Da Rigopiano a Mosul, da Trump a Vasco, le migliori foto ANSA

 PHOTOANSA 2017 - Un anno ricco di emozioni che fila via, una immagine dietro l'altra, per riflettere sul mondo che cambia, su quanto di essenziale la cronaca di questo 2017 ci ha lasciato. I timori che arrivano da Oltreoceano con le politiche di Trump, il vento del nazionalismo che soffia in Europa, il Medio Oriente martoriato, i cambiamenti climatici. E ancora, in Italia, la tragedia di Rigopiano, il dramma dei migranti. Ma anche le passioni dello spettacolo e dello sport: il bagno di folla di Vasco Rossi al Modena Park e l'addio di Francesco Totti al calcio giocato.

Tutto questo è nel libro Photoansa2017, che raccoglie le foto scattate in tutto il mondo dai reporter dell'agenzia, e che sarà presentato oggi 6 dicembre alle 18.30 all'Aula Ottagona di Roma dal presidente dell'ANSA Giulio Anselmi, dall'amministratore delegato Giuseppe Cerbone e dal direttore Luigi Contu. Ospiti il ministro dell'Interno Marco Minniti, l'ambasciatore britannico in Italia e San Marino Jill Morris, la ceo Tooteko Serena Ruffato e una delegazione di vigili del fuoco di Rigopiano.

L'evento potrà essere seguito in diretta streaming su ANSA.it e sulla pagina facebook dell'agenzia. Si replica a Milano l'11 dicembre alle 18 al Salone d'Onore della Triennale, con Beppe Severgnini del Corriere della Sera, la presidente Wwf Italia Donatella Bianchi, il critico d'arte Philippe Daverio e il portavoce Unicef Italia Andrea Iacomini.
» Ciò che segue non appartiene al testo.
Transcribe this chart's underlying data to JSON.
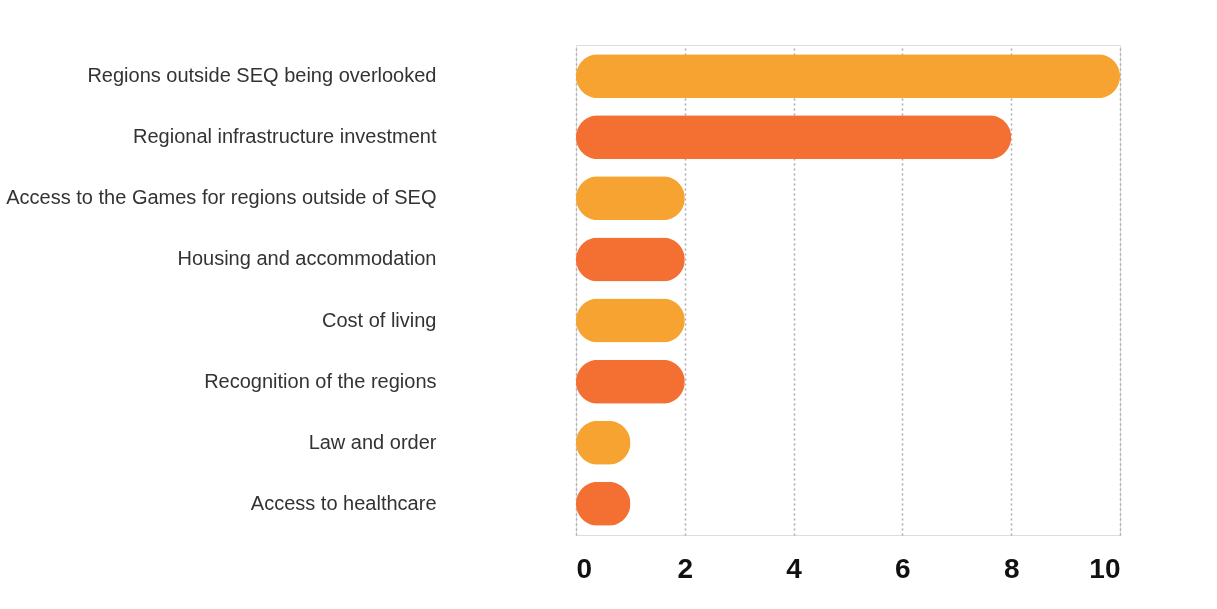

"Il primo merito di questo tredicesimo libro dell'ANSA - sottolinea Anselmi nella prefazione - è ritrasmettere momenti del nostro tempo con tutto il loro pathos in modo da conservare ai fatti la loro identità tra cronaca e storia e di evitare che le immagini più viste nei nostri giorni, frutto di attentati o disastri naturali, ci ritrasmettano solo un uniforme sapore di rovina e disperazione".
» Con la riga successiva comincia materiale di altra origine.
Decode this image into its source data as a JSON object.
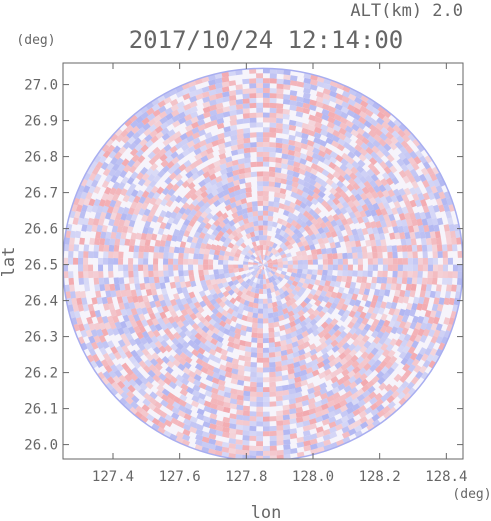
{
  "header": {
    "altitude_label": "ALT(km) 2.0",
    "timestamp": "2017/10/24 12:14:00"
  },
  "chart_data": {
    "type": "heatmap",
    "title": "2017/10/24 12:14:00",
    "xlabel": "lon",
    "ylabel": "lat",
    "xunit": "(deg)",
    "yunit": "(deg)",
    "xlim": [
      127.25,
      128.45
    ],
    "ylim": [
      25.96,
      27.06
    ],
    "xticks": [
      "127.4",
      "127.6",
      "127.8",
      "128.0",
      "128.2",
      "128.4"
    ],
    "yticks": [
      "26.0",
      "26.1",
      "26.2",
      "26.3",
      "26.4",
      "26.5",
      "26.6",
      "26.7",
      "26.8",
      "26.9",
      "27.0"
    ],
    "center": {
      "lon": 127.85,
      "lat": 26.5
    },
    "radius_deg": {
      "lon": 0.6,
      "lat": 0.545
    },
    "colors": {
      "positive": "#f2a0a5",
      "negative": "#a8aef0",
      "neutral": "#ffffff",
      "axis": "#666666"
    }
  }
}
Foto dal mondo, i giorni tumultuosi del referendum catalano, l'Europa alle prese con i nazionalismi, l'orrore della guerra nello spettrale scenario di Mosul martoriata e allo stesso tempo la speranza che nasce dalla sua riconquista. "Il 2017 è stato un anno turbolento per l'Europa con Barcellona che vuole lasciare Madrid, Macron che trionfa in Francia e le impreviste difficoltà dei conservatori inglesi - ricorda Contu -. Ma la nostra attenzione non può non soffermarsi sugli occhi smarriti dei bambini siriani, su quel paese martoriato da anni di guerra nel quale comincia a farsi spazio un raggio di speranza emblematicamente ritratto in uno scatto della Associated Press: due sposi novelli sorridenti in un appartamento diroccato".

E ancora Trump contro tutti, che semina quella preoccupazione che emerge dal volto corrucciato di Papa Francesco durante l'incontro con il presidente Usa e signora, che appaiono invece raggianti. Poi l'Italia, il dramma dei migranti che traspare dagli occhi della giovane immigrata, confortata da un poliziotto dopo i violenti scontri di piazza Indipendenza a Roma. "La cronaca di questi giorni - sottolinea ancora Contu - ci ha riportato alla tragedia di Rigopiano e nel capitolo dedicato a quei giorni si rivivono le ore di angoscia, quei momenti che ci hanno tenuti tutti con il fiato sospeso nella speranza che i piccoli Ludovica ed Edoardo fossero salvati: una delle più belle notizie pubblicata dall'ANSA in questi difficili dodici mesi".